Cleaning itself has been given a makeover, thanks in huge part to Sophie Hinchcliffe. Known in the media as Mrs Hinch, her passion for cleaning has resulted in shortages of the cleaning products she champions to her 600,000 strong army of fans known as Hinchers who can’t get enough of her Instagram images of gleaming floors, shiny surfaces and streak-free windows.

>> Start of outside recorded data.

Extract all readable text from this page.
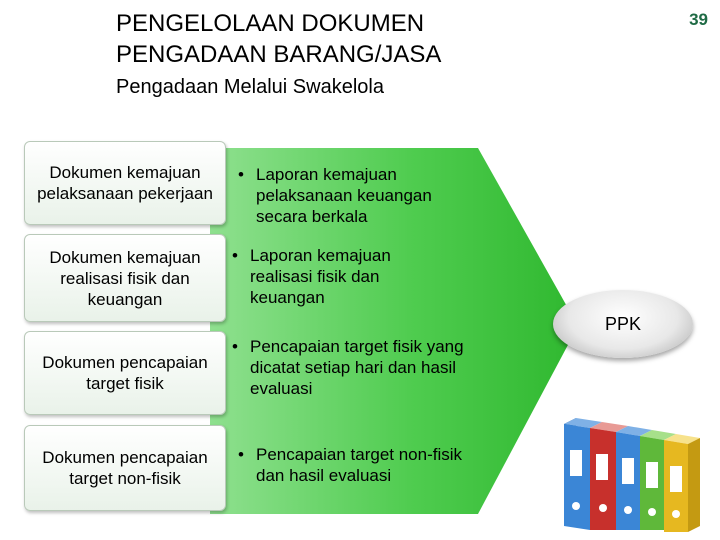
PENGELOLAAN DOKUMEN
PENGADAAN BARANG/JASA
Pengadaan Melalui Swakelola
39
Dokumen kemajuan pelaksanaan pekerjaan
Dokumen kemajuan realisasi fisik dan keuangan
Dokumen pencapaian target fisik
Dokumen pencapaian target non-fisik
• Laporan kemajuan pelaksanaan keuangan secara berkala
• Laporan kemajuan realisasi fisik dan keuangan
• Pencapaian target fisik yang dicatat setiap hari dan hasil evaluasi
• Pencapaian target non-fisik dan hasil evaluasi
PPK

Written by Lisa Proffitt | 28th February 2020
Tips for chemical free cleaning and natural cleaning recipes
Along with having a clean home, caring for the environment is crucial too, so can we reach this level of godlike cleanliness without splashing out on chemical heavy cleaning products that wind up in our water supply? Encouragingly, not only is it entirely possible, but using natural cleaning recipes will also save you a fortune. Read on for our top ten chemical free cleaning tips:
- Lemons and lemon juice are the sustainable cleaner’s best friends. Cut up a lemon (reserve a few slices for a G&T later), add them to a small microwavable bowl of water, and zap for five minutes on full power. Afterwards a quick wipe down with a cloth will remove all traces of grease and grime from your microwave.
- To deep clean a wooden chopping board, sprinkle it with salt, then rub it with a squeezed half of lemon. This chemical-free cleaning method will shift any residues and buff up the wood beautifully.

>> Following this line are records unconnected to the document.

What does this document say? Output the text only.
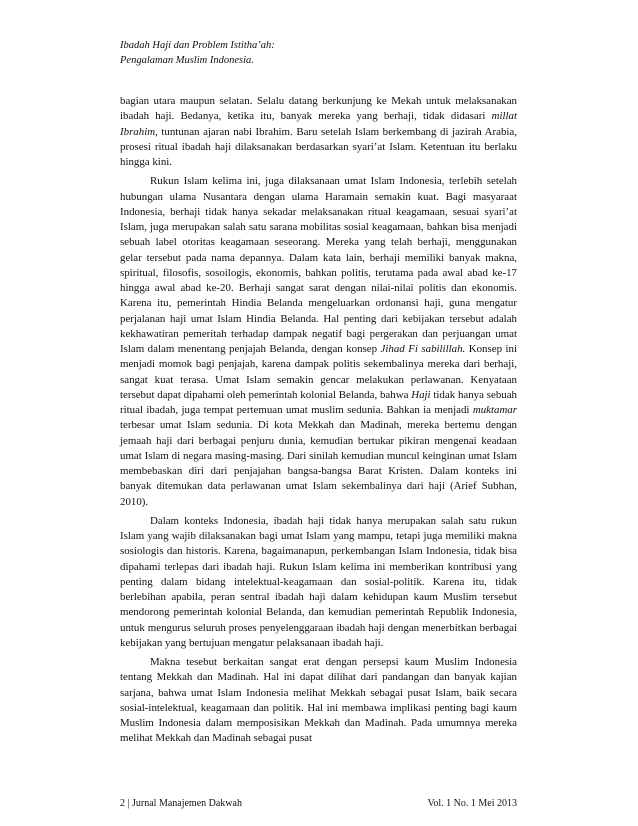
Ibadah Haji dan Problem Istitha’ah:
Pengalaman Muslim Indonesia.

bagian utara maupun selatan. Selalu datang berkunjung ke Mekah untuk melaksanakan ibadah haji. Bedanya, ketika itu, banyak mereka yang berhaji, tidak didasari millat Ibrahim, tuntunan ajaran nabi Ibrahim. Baru setelah Islam berkembang di jazirah Arabia, prosesi ritual ibadah haji dilaksanakan berdasarkan syari’at Islam. Ketentuan itu berlaku hingga kini.

Rukun Islam kelima ini, juga dilaksanaan umat Islam Indonesia, terlebih setelah hubungan ulama Nusantara dengan ulama Haramain semakin kuat. Bagi masyaraat Indonesia, berhaji tidak hanya sekadar melaksanakan ritual keagamaan, sesuai syari’at Islam, juga merupakan salah satu sarana mobilitas sosial keagamaan, bahkan bisa menjadi sebuah label otoritas keagamaan seseorang. Mereka yang telah berhaji, menggunakan gelar tersebut pada nama depannya. Dalam kata lain, berhaji memiliki banyak makna, spiritual, filosofis, sosoilogis, ekonomis, bahkan politis, terutama pada awal abad ke-17 hingga awal abad ke-20. Berhaji sangat sarat dengan nilai-nilai politis dan ekonomis. Karena itu, pemerintah Hindia Belanda mengeluarkan ordonansi haji, guna mengatur perjalanan haji umat Islam Hindia Belanda. Hal penting dari kebijakan tersebut adalah kekhawatiran pemeritah terhadap dampak negatif bagi pergerakan dan perjuangan umat Islam dalam menentang penjajah Belanda, dengan konsep Jihad Fi sabilillah. Konsep ini menjadi momok bagi penjajah, karena dampak politis sekembalinya mereka dari berhaji, sangat kuat terasa. Umat Islam semakin gencar melakukan perlawanan. Kenyataan tersebut dapat dipahami oleh pemerintah kolonial Belanda, bahwa Haji tidak hanya sebuah ritual ibadah, juga tempat pertemuan umat muslim sedunia. Bahkan ia menjadi muktamar terbesar umat Islam sedunia. Di kota Mekkah dan Madinah, mereka bertemu dengan jemaah haji dari berbagai penjuru dunia, kemudian bertukar pikiran mengenai keadaan umat Islam di negara masing-masing. Dari sinilah kemudian muncul keinginan umat Islam membebaskan diri dari penjajahan bangsa-bangsa Barat Kristen. Dalam konteks ini banyak ditemukan data perlawanan umat Islam sekembalinya dari haji (Arief Subhan, 2010).

Dalam konteks Indonesia, ibadah haji tidak hanya merupakan salah satu rukun Islam yang wajib dilaksanakan bagi umat Islam yang mampu, tetapi juga memiliki makna sosiologis dan historis. Karena, bagaimanapun, perkembangan Islam Indonesia, tidak bisa dipahami terlepas dari ibadah haji. Rukun Islam kelima ini memberikan kontribusi yang penting dalam bidang intelektual-keagamaan dan sosial-politik. Karena itu, tidak berlebihan apabila, peran sentral ibadah haji dalam kehidupan kaum Muslim tersebut mendorong pemerintah kolonial Belanda, dan kemudian pemerintah Republik Indonesia, untuk mengurus seluruh proses penyelenggaraan ibadah haji dengan menerbitkan berbagai kebijakan yang bertujuan mengatur pelaksanaan ibadah haji.

Makna tesebut berkaitan sangat erat dengan persepsi kaum Muslim Indonesia tentang Mekkah dan Madinah. Hal ini dapat dilihat dari pandangan dan banyak kajian sarjana, bahwa umat Islam Indonesia melihat Mekkah sebagai pusat Islam, baik secara sosial-intelektual, keagamaan dan politik. Hal ini membawa implikasi penting bagi kaum Muslim Indonesia dalam memposisikan Mekkah dan Madinah. Pada umumnya mereka melihat Mekkah dan Madinah sebagai pusat

2 | Jurnal Manajemen Dakwah	Vol. 1 No. 1 Mei 2013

- Hard water is a kettle killer. For a home-made descaling solution buy a bottle of lemon juice from the supermarket, tip it into the kettle, top up with water and after twenty minutes boil the kettle. After a thorough rinse the limescale will have dissolved and your kettle will be as good as new.
- Grimy looking grout in the bathroom is never attractive. Even a build-up of shampoo can turn grouting an unappealing shade of yellow. For chemical-free cleaning, use a toothbrush, preferably an old electric one, and brush the grout with warm water and a whitening toothpaste. Very discoloured grout might need a further treatment of a thick paste of bicarbonate of soda mixed with white wine vinegar. Apply it to the stained areas with the toothbrush, leave it to work its magic for 15 minutes and then rinse off for grout as good as new.
- Tea bags have joined lemons in the low cost, chemical-free cleaning kit arsenal. For super shiny windows or mirrors, steep one black teabag in a mug of boiling water. When the tea is cold, pour it into a spray bottle and spritz your window, mirror or microwave. Buff dry with a clean soft cloth, or a sheet of newspaper for a streak-free shine.
- For chemical-free limescale removal on metal taps a 2p coin is a magic bullet. Run it under the tap and then use it to gently scratch the limescale away.
- Baking soda is a great, cost-effective natural alternative to chemical-laden sprays and polishes and can be used in all sorts of ways around the house. Mix with vinegar for a chemical-free way to unblock your sink; add a cup full to a bucket of warm water for clean and sparkling floors and sprinkle some straight onto sinks before wiping clean with a damp cloth. You’ll also be freeing up valuable storage space when you’re no longer stockpiling different sprays for every job/room in the house.
- If you suffer with ant infestations in the summer, mix equal parts of salt and baking soda and sprinkle the mixture wherever you see them trooping in. Aside from the environmental impact of using chemicals, if you have small children or pets running around, you’ll need an alternative to toxic pest repellents.
- On a brighter note, baking soda can even keep flowers fresher for longer. Just add a teaspoon of the powder to the water in your vase for a natural plant food.
- There are plenty of environmentally-friendly laundry brands out there from Ecoeggs to Ecover and to minimise the amount of any detergent you use, add a tablespoon of soda crystals to every wash. Not only does it soften the water and help to make your clothes fresher and softer, but it also protects the machine from limescale, helping it last longer. Good news for the planet and your wallet.